I compiti del personale sanitario per la prevenzione e la gestione dello shock settico nel neonato
La prevenzione deve iniziare in gravidanza da parte del ginecologo il quale deve individuare la presenza di un’eventuale infezione e trattarla per salvaguardare sia mamma che bambino.
- iniziare la terapia antibiotica al momento della rottura delle membrane seguendo i relativi protocolli;
- diagnosticare la corionamniosite (infezione delle membrane amniocoriali) ed espletare il parto il prima possibile per la salute del bambino;
- trattare la febbre della mamma durante il travaglio di parto;
- osservare e monitorare il neonato dopo la nascita nel caso in cui la rottura delle membrane amniocoriali si è prolungata nel tempo e se la mamma aveva un tampone vaginale rettale positivo per lo streptococco beta emolitico.
Nello shock settico il fattore tempo ha un ruolo fondamentale: più precocemente vengono somministrati antibiotici, migliore è la prognosi.
Entro 5 minuti il pediatra o il professionista sanitario che presta assistenza il neonato deve riconoscere i segni che possono fare sospettare un’infezione e l’esordio di shock settico quali riduzione della perfusione, cianosi (colorazione bluastra della cute e delle mucose) e la presenza di distress respiratorio. In presenza di questi segni è fondamentale che il professionista sanitario mantenga pervie le vie aeree e somministri soluzioni endovena per aumentare la perfusione.
Se dopo 15 minuti l’organismo del neonato non risponde a questi interventi deve essere somministrata dopamina per far fronte allo scompenso cardiaco. Se lo shock è refrattario anche alla dopamina entro 60 minuti si deve infondere adrenalina.
Il professionista sanitario deve monitorare i parametri vitali del neonato al fine da comprendere l’evoluzione del quadro clinico.
In presenza di shock settico il professionista commette un errore se:
- non garantisce la pervietà delle vie aeree, ventilare e somministrare ossigeno;
- non reperisce un accesso venoso per la somministrazione di liquidi endovena per aumentare la perfusione;
- non somministra antibiotici ad ampio spettro il prima possibile in attesa del risultato dell’antibiogramma;
- non esegue esami di laboratorio per comprendere la gravità del quadro clinico e individuare l’agente patogeno responsabile dell’infezione;
- non segue e rispetta le linee guida e i protocolli per la gestione del neonato con shock settico.

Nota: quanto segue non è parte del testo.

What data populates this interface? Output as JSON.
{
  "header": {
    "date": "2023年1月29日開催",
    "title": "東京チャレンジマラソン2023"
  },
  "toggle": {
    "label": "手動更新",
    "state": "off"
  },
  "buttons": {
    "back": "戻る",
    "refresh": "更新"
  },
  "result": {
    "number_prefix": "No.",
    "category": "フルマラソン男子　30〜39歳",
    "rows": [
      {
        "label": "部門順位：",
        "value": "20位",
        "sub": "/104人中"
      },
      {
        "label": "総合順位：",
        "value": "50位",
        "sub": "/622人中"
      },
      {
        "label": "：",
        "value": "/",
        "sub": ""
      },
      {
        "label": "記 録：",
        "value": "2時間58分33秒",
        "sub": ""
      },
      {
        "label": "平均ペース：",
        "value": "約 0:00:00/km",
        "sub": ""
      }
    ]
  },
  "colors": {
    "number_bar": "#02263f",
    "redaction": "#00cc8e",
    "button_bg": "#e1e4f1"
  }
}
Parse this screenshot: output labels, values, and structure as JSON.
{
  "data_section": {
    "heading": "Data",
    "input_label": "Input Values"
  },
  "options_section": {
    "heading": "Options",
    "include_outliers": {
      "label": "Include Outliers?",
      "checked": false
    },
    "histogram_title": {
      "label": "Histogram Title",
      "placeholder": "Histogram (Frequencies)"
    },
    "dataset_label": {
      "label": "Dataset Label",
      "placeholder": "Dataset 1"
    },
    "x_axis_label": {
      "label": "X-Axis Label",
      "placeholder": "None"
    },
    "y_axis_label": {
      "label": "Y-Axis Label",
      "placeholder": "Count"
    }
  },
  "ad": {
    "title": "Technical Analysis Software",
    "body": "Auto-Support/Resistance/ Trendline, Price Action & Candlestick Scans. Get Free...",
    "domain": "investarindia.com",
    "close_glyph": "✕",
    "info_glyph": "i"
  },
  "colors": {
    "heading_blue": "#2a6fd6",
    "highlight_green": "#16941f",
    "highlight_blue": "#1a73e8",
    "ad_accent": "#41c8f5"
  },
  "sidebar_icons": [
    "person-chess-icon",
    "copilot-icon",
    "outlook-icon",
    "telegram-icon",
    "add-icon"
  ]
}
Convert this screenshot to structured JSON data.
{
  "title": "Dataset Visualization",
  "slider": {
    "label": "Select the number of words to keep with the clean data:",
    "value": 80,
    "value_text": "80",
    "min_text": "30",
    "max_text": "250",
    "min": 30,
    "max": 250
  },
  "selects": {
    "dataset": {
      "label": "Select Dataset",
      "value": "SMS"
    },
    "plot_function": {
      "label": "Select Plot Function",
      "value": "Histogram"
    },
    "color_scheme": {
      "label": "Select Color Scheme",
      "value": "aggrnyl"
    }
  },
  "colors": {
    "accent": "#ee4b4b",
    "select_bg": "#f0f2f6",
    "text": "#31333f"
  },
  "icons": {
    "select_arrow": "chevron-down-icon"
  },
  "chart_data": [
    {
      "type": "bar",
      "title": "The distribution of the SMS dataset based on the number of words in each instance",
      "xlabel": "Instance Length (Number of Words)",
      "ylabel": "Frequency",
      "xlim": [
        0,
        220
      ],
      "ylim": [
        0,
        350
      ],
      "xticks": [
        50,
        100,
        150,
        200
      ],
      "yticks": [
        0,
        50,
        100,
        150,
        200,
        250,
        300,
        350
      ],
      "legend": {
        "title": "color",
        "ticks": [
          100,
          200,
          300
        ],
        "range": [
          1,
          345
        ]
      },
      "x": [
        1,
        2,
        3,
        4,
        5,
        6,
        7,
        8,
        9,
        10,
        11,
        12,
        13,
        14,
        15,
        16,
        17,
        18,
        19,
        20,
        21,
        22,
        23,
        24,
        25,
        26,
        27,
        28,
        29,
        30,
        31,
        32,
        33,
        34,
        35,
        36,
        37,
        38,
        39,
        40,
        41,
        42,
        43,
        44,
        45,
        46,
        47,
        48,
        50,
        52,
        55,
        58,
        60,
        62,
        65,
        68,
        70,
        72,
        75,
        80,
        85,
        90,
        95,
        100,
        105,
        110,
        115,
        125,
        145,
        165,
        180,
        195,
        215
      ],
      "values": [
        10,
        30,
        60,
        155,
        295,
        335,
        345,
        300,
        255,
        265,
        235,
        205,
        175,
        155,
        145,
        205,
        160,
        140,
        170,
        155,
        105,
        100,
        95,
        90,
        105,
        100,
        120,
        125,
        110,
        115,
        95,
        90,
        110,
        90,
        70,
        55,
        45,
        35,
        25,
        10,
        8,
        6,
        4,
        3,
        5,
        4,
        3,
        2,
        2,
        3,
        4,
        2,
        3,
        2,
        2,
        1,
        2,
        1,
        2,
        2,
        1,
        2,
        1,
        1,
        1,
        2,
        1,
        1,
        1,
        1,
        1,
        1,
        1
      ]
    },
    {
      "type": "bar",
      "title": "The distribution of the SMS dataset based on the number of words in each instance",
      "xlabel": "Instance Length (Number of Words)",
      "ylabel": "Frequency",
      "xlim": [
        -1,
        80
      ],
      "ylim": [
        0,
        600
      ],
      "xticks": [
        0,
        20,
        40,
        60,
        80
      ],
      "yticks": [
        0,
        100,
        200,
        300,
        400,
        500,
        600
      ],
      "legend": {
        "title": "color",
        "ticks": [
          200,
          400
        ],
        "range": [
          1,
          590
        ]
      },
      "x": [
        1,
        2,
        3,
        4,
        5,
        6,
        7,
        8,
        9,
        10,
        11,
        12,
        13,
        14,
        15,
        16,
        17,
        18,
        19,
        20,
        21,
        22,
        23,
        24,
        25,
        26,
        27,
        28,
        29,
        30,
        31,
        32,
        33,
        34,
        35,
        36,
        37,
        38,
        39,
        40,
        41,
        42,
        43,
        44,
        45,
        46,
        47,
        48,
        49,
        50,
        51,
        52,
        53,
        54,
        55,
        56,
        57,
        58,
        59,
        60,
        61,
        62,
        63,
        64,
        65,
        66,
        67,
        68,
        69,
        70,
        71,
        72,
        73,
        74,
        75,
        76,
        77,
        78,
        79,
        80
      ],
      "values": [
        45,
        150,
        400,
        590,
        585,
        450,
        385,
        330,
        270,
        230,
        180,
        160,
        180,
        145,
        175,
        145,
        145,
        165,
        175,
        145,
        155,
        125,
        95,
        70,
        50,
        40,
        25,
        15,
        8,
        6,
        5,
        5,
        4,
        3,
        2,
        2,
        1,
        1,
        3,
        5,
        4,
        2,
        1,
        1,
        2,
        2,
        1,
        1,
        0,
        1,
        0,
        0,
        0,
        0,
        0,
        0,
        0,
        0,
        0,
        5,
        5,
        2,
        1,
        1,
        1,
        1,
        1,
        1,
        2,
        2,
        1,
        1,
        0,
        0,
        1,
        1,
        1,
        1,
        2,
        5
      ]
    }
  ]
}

Davanti a queste omissioni possono esserci gli estremi per intraprendere un’azione legale contro il medico, il pediatra, il neonatologo, il personale infermieristico o l’ospedale per ottenere il risarcimento dei danni eventualmente subiti.
La tempestività della diagnosi e del trattamento è essenziale e nei casi gravi di shock settico la mancata esecuzione di adeguate manovre di rianimazione neonatale può esitare nella morte del neonato.